Debussy’s Most Romantic Composition
Often heard in movies and on television, another of Debussy’s beloved and enchanting compositions is the lovely “Clair de Lune” (1890).
(By the way, the above link for “Clair de Lune” is from a 1913 piano roll with Debussy himself playing the piano!)
Maurice Ravel (1875-1937) was considered the greatest living composer in France during the 1920s and 1930s.
And like Debussy, his body of work is revered and found on playlists around the world.
The popularity of both composers can be traced to the same Impressionist esthetic we treasure in the works of Manet, Pizarro, and Cezanne.
Ravel’s Most Famous Work For Orchestra
Known by many for the universally acclaimed “Bolero” (1928), he delighted music lovers with many other musical compositions, such as the complex orchestral work “Daphnis et Chloe” (1912).
This passionate suite shows how Ravel embraced Impressionism. (Though Ravel himself would be loath to admit it).
Ravel’s Most Hypnotic Musical Foray
Another popular Ravel composition, which conveys an early aspect of his Impressionism is his very first orchestral rhapsody, Rapsodie Espagnole (1907-1908).
This musical magic carpet ride has beautifully layered textures.
The Japanese Influence on The Music of Impressionism
Music popular in Japan at the time influenced both Ravel and Debussy.
You can hear reflections of this in Ma Mere L’oye (1910) by Ravel.
This is also true in Debussy’s Estampes No. 1 Pagodes.
The Japanese style used musical scales and various modes that intrigued these European composers.
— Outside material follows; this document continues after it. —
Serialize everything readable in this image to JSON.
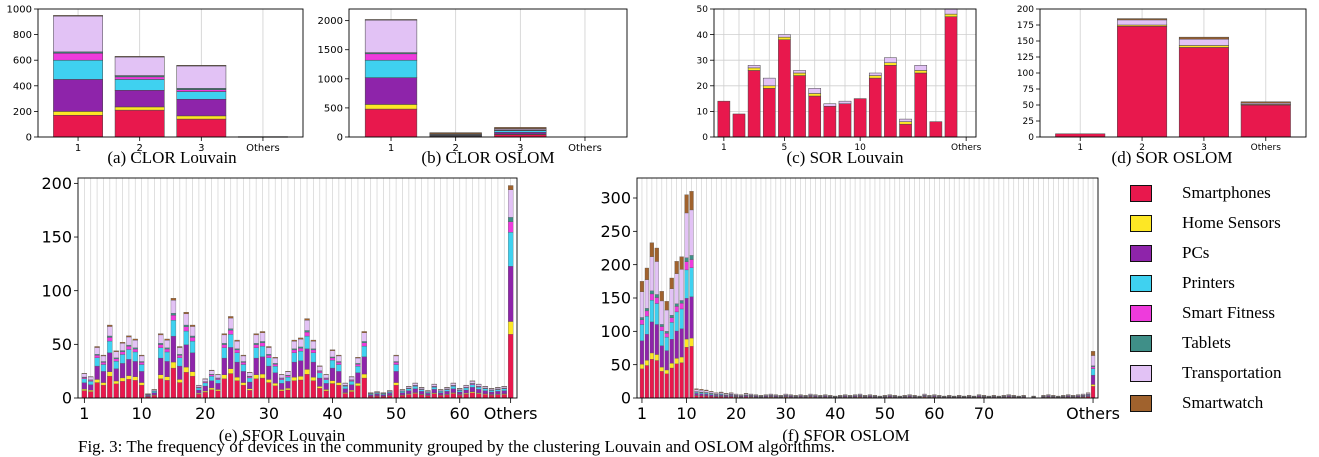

Culture (and I don’t mean the Kardashian’s.)
Whether or not you like classical music, this is beauty in melody.
Art is in the eye of the beholder. It’s also in the ear of the beholder.
Why overlook music just because it’s labeled “classical” or even “classic?”
Give Impressionist Music a try. Then spread the word.
“Reverie” by Debussy and “Pavane Pour Une Infante Defunte” by Ravel are personal favorites and a good place to start.
Later on, if you want to buy an album, maybe pick one that features both of these innovative composers:
Help yourself to this one hundred and two-track epic, “Debussy & Ravel: Orchestral Works by Jean Martinon” or “Ravel: Boléro & Debussy: La Mer by Berlin Philharmonic & Herbert von Karajan”
We are talking food for the soul here, people.